There is specific commentary on the SQLite CVE page that addresses WebSQL, which you might find enlightening:
"A few applications do allow untrusted SQL scripts received from potentially hostile agents to be run direct in SQLite. The main example of this is the Chrome and Safari web browsers, which allow an anonymous web page to run SQL using the WebSQL feature of Javascript. This is done inside a sandbox with tightly controlled constraints on resources, lest the SQL script try to soak up all available memory or CPU cycles in a denial-of-service attack. Chrome and Safari have the infrastructure in place to allow a hostile agent to run code which does not harm or compromise the rest of the machine.
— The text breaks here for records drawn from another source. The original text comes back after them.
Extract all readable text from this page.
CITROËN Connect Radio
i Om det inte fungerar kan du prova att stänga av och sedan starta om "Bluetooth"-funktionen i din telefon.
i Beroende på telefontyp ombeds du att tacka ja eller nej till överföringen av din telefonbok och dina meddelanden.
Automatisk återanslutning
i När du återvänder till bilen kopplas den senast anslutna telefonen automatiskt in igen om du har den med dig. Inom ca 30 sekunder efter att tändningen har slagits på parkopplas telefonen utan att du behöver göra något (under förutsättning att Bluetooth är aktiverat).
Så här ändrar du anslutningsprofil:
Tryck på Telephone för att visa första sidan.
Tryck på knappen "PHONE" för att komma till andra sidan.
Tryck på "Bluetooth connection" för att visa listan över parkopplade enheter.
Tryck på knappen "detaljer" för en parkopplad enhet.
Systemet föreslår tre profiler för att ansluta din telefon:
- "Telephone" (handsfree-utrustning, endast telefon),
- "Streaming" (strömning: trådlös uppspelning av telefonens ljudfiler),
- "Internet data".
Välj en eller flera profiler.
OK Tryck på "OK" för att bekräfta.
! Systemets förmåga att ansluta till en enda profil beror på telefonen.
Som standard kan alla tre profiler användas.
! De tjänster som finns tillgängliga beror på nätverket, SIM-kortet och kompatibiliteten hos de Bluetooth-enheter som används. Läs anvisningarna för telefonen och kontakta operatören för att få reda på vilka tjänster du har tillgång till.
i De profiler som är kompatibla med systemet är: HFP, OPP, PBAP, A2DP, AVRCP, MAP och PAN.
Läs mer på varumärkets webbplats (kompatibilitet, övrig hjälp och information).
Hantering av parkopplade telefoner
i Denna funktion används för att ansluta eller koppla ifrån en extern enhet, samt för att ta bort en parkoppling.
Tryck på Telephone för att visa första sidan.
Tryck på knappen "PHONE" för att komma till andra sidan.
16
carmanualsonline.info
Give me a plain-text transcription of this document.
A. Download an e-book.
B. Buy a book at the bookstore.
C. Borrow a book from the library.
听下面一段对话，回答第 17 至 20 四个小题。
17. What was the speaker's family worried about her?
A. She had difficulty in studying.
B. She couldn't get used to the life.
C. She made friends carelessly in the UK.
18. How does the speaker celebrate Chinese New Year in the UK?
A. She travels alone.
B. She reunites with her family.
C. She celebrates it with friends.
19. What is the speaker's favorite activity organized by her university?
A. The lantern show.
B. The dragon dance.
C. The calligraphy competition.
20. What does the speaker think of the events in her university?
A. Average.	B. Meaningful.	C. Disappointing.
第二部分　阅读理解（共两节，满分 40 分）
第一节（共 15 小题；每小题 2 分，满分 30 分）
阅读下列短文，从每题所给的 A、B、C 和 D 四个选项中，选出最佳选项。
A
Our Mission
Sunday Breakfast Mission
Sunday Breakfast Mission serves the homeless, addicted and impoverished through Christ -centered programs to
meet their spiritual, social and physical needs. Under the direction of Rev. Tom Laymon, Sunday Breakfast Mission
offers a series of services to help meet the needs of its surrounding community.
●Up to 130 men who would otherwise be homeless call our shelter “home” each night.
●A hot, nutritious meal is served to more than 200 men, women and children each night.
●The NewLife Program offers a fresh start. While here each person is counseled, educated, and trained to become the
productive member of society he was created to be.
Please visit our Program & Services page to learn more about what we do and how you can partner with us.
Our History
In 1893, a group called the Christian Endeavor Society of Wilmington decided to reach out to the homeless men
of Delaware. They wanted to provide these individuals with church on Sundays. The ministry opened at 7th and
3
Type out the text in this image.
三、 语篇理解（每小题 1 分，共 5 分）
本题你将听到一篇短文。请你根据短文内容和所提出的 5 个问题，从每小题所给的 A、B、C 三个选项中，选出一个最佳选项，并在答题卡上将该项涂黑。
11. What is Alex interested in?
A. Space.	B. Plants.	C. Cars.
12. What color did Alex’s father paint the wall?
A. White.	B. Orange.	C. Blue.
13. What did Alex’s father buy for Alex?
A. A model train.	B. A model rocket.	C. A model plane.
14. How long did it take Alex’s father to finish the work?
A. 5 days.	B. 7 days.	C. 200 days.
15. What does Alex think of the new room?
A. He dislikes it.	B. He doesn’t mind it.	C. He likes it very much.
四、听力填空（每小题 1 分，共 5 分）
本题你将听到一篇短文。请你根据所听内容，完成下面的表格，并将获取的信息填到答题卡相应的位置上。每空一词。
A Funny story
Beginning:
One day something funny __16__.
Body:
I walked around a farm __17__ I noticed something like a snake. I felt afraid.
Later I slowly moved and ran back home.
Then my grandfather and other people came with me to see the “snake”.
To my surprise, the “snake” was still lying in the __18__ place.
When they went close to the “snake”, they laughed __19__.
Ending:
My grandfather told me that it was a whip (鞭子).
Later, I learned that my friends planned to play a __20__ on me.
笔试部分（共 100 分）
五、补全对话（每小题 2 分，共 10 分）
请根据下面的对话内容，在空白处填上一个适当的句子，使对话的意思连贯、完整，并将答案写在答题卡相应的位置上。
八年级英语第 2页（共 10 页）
They have to, as they also run Javascript which could, if not tightly controlled, do even more damage than unrestrained SQL. Apart from Chrome and Safari, no applications known to the SQLite developers deliberately allows an anonymous remote agent to run arbitrary SQL text.
"However, most CVEs written against SQLite flippantly assume that an attacker is free to run any arbitrary SQL in the database engine. So to a good approximation, this means most CVEs written against SQLite really only apply to SQLite as it is used in Chrome and Safari. Or, in other words, most CVEs for SQLite do not apply to you unless you are one of the developers of Chrome or Safari."